Heizkosten: 150 Euro für 34 Quadratmeter

Die überhöhten Heizkostenabrechnungen der Grazer Firma Förster Real Service GmbH beschäftigen derzeit das AK-Konsumentenschutzteam. Mehrere Fälle sind auf ihren Schreibtischen gelandet. Sie entsprechen nach Meinung der Expertinnen und Experten nicht dem Heizkostenabrechnungsgesetz.

Zu hoch und zu spät

"Sie sind einerseits viel zu spät gelegt worden, also schon nach Ablauf der Frist, und überdies haben wir festgestellt, dass sie unplausibel hohe Werte beinhalten: Die Heizkosten sind mehr als verdoppelt worden, teilweise sogar fast verdreifacht", sagt Bettina Schrittwieser, Leiterin des AK-Konsumentenschutzes. Im Schnitt rechnen die Fachleute in Graz etwa mit einem Euro Heizkosten pro Quadratmeter, im vorliegenden Fall werden bis zu drei Euro pro Quadratmeter berechnet. In einem vorliegenden Fall werden für eine 34 m2 kleine Wohnung 150 Euro Heizkosten verlangt.

Klärung nicht möglich

Schrittwieser: "Wir haben Heiztechniker als Konsulenten beschäftigt, die diese Rechnungen auch inhaltlich prüfen, die uns bestätigen, dass da irgendein Fehler vorliegen muss. Das kann nicht stimmen." Ein Versuch, mit dem Unternehmen eine Klärung herbeizuführen, ist bisher gescheitert: "Wir bekommen leider keine inhaltlichen Antworten. Uns wird nur mitgeteilt, dass alles richtig sei, wenn wir überhaupt eine Antwort bekommen", ärgert sich Schrittwieser.

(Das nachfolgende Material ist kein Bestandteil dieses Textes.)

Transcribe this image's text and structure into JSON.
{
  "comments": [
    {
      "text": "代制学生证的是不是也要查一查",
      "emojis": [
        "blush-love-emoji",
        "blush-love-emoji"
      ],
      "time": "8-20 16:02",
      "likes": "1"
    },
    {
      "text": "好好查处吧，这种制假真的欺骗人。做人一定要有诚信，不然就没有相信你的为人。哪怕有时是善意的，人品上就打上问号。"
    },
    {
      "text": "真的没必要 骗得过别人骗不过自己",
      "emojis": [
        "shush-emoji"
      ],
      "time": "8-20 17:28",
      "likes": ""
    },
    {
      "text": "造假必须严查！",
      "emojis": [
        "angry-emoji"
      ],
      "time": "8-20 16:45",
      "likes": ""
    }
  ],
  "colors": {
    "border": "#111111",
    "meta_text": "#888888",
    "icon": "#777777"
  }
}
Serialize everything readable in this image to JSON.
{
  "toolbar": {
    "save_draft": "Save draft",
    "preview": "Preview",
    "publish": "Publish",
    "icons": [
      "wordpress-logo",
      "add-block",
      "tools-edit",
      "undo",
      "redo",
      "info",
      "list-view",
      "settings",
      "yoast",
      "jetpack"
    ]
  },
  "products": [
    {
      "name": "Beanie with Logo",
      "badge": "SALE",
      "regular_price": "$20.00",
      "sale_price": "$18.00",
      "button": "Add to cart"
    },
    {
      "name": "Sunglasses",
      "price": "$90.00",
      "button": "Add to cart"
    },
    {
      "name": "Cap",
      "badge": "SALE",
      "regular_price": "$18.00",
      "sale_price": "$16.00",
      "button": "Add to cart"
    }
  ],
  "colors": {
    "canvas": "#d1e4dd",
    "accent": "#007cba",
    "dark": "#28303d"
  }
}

Mehrere Häuser in Graz und der Steiermark sind laut Arbeiterkammer betroffen. Schrittwieser: "Wir gehen davon aus, dass weit mehr Haushalte von diesen überhöhten Heizkostenabrechnungen betroffen sind, als uns bisher bekannt sind."

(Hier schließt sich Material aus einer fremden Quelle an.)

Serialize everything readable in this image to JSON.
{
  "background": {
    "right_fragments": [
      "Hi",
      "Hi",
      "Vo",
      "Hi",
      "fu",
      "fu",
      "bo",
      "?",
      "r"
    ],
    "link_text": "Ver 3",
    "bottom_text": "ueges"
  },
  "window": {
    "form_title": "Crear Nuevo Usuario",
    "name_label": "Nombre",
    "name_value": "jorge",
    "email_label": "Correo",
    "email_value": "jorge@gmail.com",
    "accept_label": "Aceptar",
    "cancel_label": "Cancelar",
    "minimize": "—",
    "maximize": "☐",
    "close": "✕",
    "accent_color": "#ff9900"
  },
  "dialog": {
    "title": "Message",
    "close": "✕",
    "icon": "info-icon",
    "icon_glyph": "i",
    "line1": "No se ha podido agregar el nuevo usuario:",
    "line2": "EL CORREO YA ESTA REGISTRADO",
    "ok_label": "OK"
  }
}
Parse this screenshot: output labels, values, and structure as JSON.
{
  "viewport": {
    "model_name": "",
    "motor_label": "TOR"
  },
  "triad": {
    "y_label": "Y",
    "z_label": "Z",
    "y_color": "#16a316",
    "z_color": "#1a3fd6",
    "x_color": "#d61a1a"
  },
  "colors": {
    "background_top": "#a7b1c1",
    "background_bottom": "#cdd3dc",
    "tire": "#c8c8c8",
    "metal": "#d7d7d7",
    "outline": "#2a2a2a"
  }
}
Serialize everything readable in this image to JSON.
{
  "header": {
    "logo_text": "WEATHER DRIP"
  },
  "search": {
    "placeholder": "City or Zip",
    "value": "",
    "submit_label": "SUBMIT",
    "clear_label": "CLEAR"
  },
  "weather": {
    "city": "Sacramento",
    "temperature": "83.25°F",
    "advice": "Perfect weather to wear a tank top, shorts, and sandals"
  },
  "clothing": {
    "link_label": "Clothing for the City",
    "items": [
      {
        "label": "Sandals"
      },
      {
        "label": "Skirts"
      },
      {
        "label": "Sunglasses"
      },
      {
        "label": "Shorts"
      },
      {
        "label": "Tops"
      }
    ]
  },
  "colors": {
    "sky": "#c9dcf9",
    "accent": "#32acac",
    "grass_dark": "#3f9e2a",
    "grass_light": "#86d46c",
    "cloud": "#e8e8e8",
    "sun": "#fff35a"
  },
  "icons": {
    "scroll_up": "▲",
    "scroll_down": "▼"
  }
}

Nur plausiblen Betrag zahlen

Die Expertin rät AK-Mitgliedern, die hohe Nachzahlungen haben, sich an die AK zu wenden und erst nach Beratung die Heizkosten zu überweisen: "Vor allem dann, wenn die Abrechnung mehr als ein Jahr nach Ablauf der Heizperiode zugesendet wird und wenn sie unerwartet hoch ist, sollten Mieter skeptisch sein." Sollte tatsächlich eine Klage kommen, unterstützt die AK ihre Mitglieder mit einem Rechtsschutz.